Houses, cottages and novels on the far bank among leafy trees and
tall coconut palms partly bathed in silvery radiance, submerged in
darkness were seen like a painting roughly done in black and white.
After escorting the young woman home, I did not rejoin the group of
my friends but returned home. I felt uneasy and emotionally disturbed. I
thought my malaise would be vanished after a sound sleep and I got into
bed and put out the lamp. Darkness swallowed up everything. With closed
eyes, I lay on bed expecting to slip into the land of nod as soon as
possible since I was tired and sleepy.
Instead of falling into sleep, I felt that the same fragrance we
smelt in the open fields linger very strongly in my room. It was the
very same odour, even stronger than before! I heard the soft rustle of
the young woman's saree, her musical contralto voice. Through the
darkness, her eyes overflowing with tenderness gazed into mine boldly.

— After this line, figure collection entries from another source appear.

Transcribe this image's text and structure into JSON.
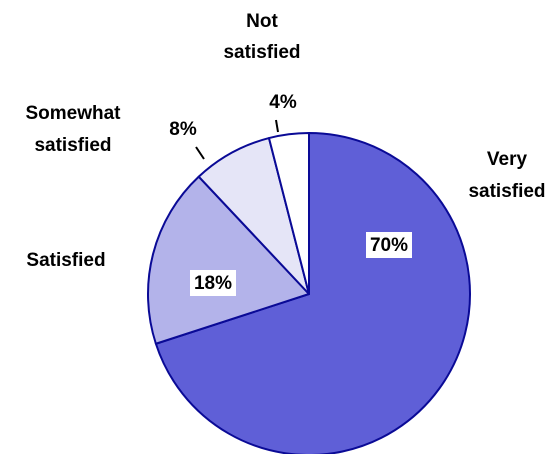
{
  "chart_data": {
    "type": "pie",
    "title": "",
    "slices": [
      {
        "label": "Very satisfied",
        "label_lines": [
          "Very",
          "satisfied"
        ],
        "value": 70,
        "value_label": "70%",
        "color": "#5f5fd7"
      },
      {
        "label": "Satisfied",
        "label_lines": [
          "Satisfied"
        ],
        "value": 18,
        "value_label": "18%",
        "color": "#b3b3ea"
      },
      {
        "label": "Somewhat satisfied",
        "label_lines": [
          "Somewhat",
          "satisfied"
        ],
        "value": 8,
        "value_label": "8%",
        "color": "#e5e5f7"
      },
      {
        "label": "Not satisfied",
        "label_lines": [
          "Not",
          "satisfied"
        ],
        "value": 4,
        "value_label": "4%",
        "color": "#ffffff"
      }
    ],
    "start_angle_deg": 0,
    "direction": "clockwise",
    "edge_color": "#0a0a96",
    "legend": "none"
  }
}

"You are very different from what I thought of you earlier. I thought
you were a very strict and serious minded person." Her words crossed my
mind in flashback. I did not know when I fell into sleep. However, the
next morning I did not experience the physical relaxation and mental
calmness I usually enjoy after a restful and sound sleep.
During the few days that followed the little adventure, I tried my
best to forget all about the incident. The more I tried the more I
failed in my attempt to erase the memory of that moonlit night and the
young teacher. Over and over again, I relapsed into the habit of
recollecting the pleasant experience in every detail as a drunkard falls
back into his characteristic habit after a period of forced abstinence.
In the end, I miserably failed to resist the temptation that urged me to
see her again.
It occurred to me that I could meet her at the railway station where
she waited every morning to travel to her school. The next morning I
went to the station around the time I thought she would arrive there.
Before I got to the station, she had been waiting there for the train
with a bevy of young girls in white uniform.
With my heart going pit-a-pat, I approached her who was standing at
the very end of the platform. She did not notice me till I stood just in
front of her.
"Good morning!"
She looked at me with a start and blushed like a teenage girl. Her
face went red up to the tips of the ear lobes.